Then they led the little wizard to the King, and he said:
“Sire, bid your huntsmen leash the hounds and saddle the horses, proclaim a seven days’ hunt in the forest and seven nights abroad therein, and hang me high if you do not hear this night what converse Tristan holds.”
So did the King unwillingly; and at fall of night he left the hunt taking the dwarf in pillion, and entered the orchard, and the dwarf took him to the tall pine-tree, saying:
“Fair King, climb into these branches and take with you your arrows and your bow, for you may need them; and bide you still.”
That night the moon shone clear. Hid in the branches the King saw his nephew leap the pallisades and throw his bark and twigs into the stream. But Tristan had bent over the round well to throw them and so doing had seen the image of the King. He could not stop the branches as they floated away, and there, yonder, in the women’s rooms, Iseult was watching and would come.
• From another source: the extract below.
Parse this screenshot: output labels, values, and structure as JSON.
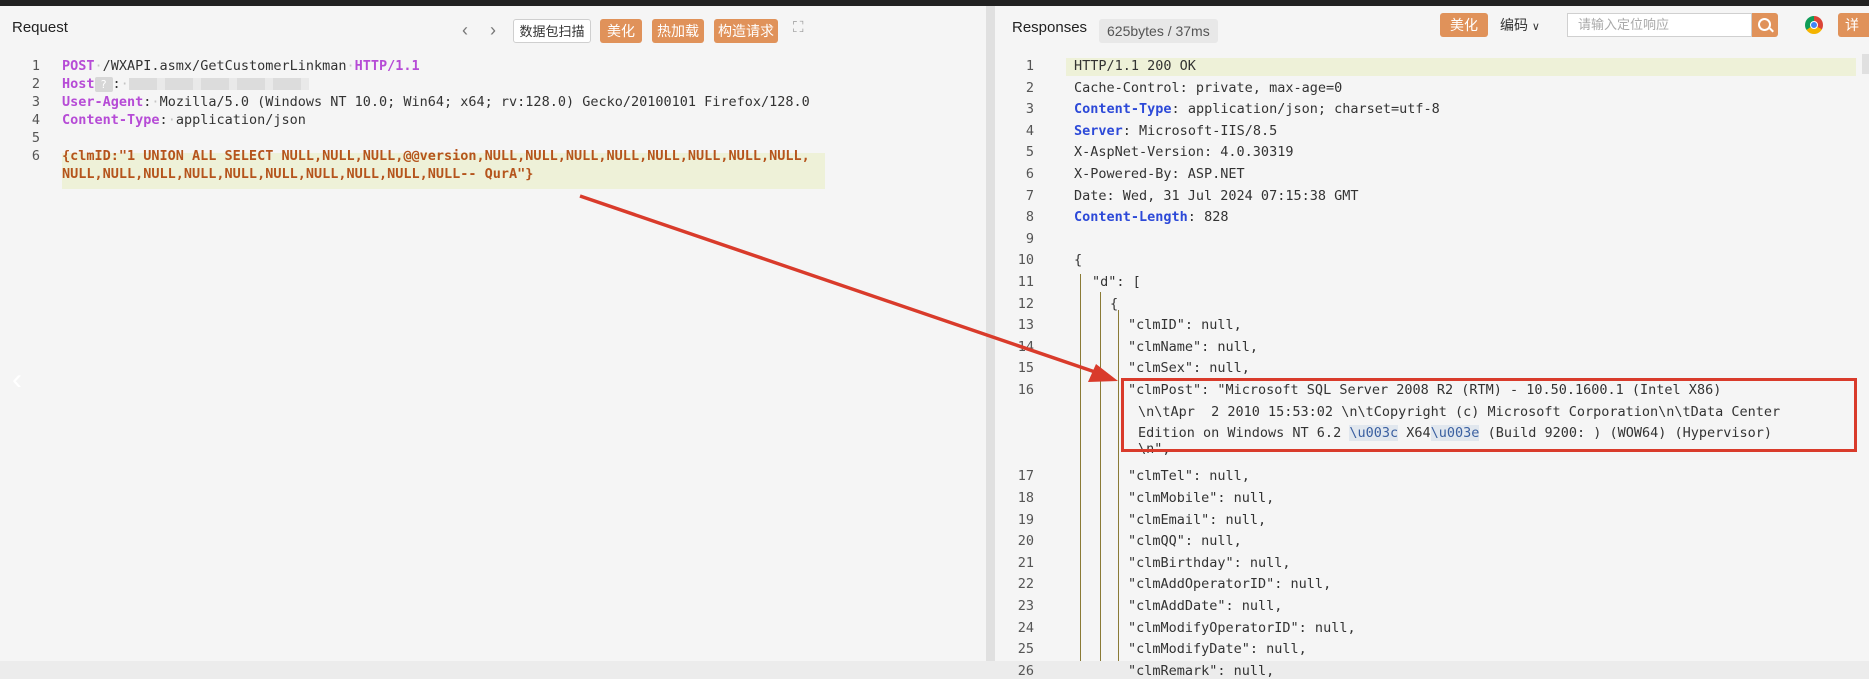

She came, and Tristan watched her motionless. Above him in the tree he heard the click of the arrow when it fits the string.
She came, but with more prudence than her wont, thinking, “What has passed, that Tristan does not come to meet me? He has seen some foe.”
Suddenly, by the clear moonshine, she also saw the King’s shadow in the fount. She showed the wit of women well, she did not lift her eyes.
“Lord God,” she said, low down, grant I may be the first to speak.”
“Tristan,” she said, “what have you dared to do, calling me hither at such an hour? Often have you called me —to beseech, you said. And Queen though I am, I know you won me that title—and I have come. What would you?”